Now, so was I. He told me that when I briefly pursued someone else that he had been so sad that he wrote a song that he never showed to anyone. I was a muse. I inspired something, someone had wanted me, and now I had ruined it by being callous and inexpressive. This is so scary to me. I decided that nothing was going to change anyway, and I went to sleep with a very familiar feeling, and I think most people would call it “loneliness”, but it’s “homesickness” for me. Always, no matter where I am or what I am doing, I feel slightly displaced. Always nostalgic for where I stood in the previous second, I feel like there’s not a place that I can simply stop and belong to. I have moved so much and I am so restless, I’m homesick for a place or a person that I haven’t even seen yet. It’s a hollow, distant feeling that occupies the entire viscera, and it’s easy to ignore for the most part; but it’s as restless as I am, always persistent, pulling at the fabric of my mind until I’m frayed and soft at the edges.

Sitting in a laundromat alone at nineteen years old, washing this blanket again epitomizes this feeling.No one who ever slept under these threads belonged to me, and what’s worse, there were so many of them…
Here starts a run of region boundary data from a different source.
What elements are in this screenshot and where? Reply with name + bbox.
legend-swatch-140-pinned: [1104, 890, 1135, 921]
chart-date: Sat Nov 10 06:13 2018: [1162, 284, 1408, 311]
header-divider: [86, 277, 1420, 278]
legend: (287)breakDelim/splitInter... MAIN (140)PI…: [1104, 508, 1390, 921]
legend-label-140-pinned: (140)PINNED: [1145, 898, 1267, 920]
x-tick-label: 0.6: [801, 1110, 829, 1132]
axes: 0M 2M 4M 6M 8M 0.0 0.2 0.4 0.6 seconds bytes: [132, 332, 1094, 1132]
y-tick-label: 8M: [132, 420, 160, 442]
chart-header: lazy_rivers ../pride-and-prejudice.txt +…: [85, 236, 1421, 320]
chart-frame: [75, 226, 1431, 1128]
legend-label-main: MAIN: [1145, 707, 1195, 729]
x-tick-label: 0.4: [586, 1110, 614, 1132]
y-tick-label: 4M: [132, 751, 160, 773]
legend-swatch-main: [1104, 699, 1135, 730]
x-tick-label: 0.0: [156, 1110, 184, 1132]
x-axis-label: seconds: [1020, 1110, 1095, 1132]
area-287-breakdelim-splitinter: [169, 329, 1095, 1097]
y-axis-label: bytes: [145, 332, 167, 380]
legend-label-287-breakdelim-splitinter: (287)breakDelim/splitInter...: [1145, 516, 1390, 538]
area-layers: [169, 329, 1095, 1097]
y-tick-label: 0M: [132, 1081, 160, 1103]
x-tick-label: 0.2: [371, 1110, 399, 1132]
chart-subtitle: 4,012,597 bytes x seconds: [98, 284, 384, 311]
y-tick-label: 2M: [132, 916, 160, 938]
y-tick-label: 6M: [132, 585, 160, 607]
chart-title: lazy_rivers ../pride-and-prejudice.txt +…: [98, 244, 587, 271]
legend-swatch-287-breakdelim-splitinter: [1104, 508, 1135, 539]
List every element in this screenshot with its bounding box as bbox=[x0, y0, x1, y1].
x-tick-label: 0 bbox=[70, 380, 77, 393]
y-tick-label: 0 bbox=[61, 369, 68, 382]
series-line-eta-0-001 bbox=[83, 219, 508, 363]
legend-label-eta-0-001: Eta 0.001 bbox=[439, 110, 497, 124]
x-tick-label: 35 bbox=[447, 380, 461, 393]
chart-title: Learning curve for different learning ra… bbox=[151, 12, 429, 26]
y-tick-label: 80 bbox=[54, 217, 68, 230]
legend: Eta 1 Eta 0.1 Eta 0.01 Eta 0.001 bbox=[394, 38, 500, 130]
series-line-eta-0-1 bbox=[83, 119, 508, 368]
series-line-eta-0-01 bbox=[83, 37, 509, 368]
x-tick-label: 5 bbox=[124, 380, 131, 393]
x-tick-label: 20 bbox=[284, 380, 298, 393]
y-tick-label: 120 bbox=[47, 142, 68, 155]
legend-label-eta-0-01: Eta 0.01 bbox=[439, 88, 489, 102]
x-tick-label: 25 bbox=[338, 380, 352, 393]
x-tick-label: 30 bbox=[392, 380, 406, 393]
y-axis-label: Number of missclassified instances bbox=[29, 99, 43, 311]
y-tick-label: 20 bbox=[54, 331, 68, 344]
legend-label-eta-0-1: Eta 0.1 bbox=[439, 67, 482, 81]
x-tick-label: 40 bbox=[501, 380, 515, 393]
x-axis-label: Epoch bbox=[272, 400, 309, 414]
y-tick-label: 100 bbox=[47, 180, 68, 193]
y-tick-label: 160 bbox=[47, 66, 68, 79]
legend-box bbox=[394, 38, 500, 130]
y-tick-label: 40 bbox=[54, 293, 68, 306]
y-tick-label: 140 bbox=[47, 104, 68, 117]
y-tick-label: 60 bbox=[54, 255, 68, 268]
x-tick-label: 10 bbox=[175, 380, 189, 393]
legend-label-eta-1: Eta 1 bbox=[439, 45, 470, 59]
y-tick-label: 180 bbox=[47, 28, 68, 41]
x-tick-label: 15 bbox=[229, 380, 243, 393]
My contentment before last night might have been a place for me to belong, at least for a while. I don’t even know what that was. Now I feel like love would be inviting at first, but homely. As the blanket in the dryer tumbles, so do my thoughts. The man playing Pac-Man might not even be washing clothes, I realize. I wonder what he feels like. I wonder what it feels like to need a dollar, or to supervise a laundromat. I stand up stiffly from the hard seat of my booth and check that my blanket is dry and free of stains and bodily fluids. It is, but I put another quarter in and start the dryer again anyway. I have developed no conclusive thought.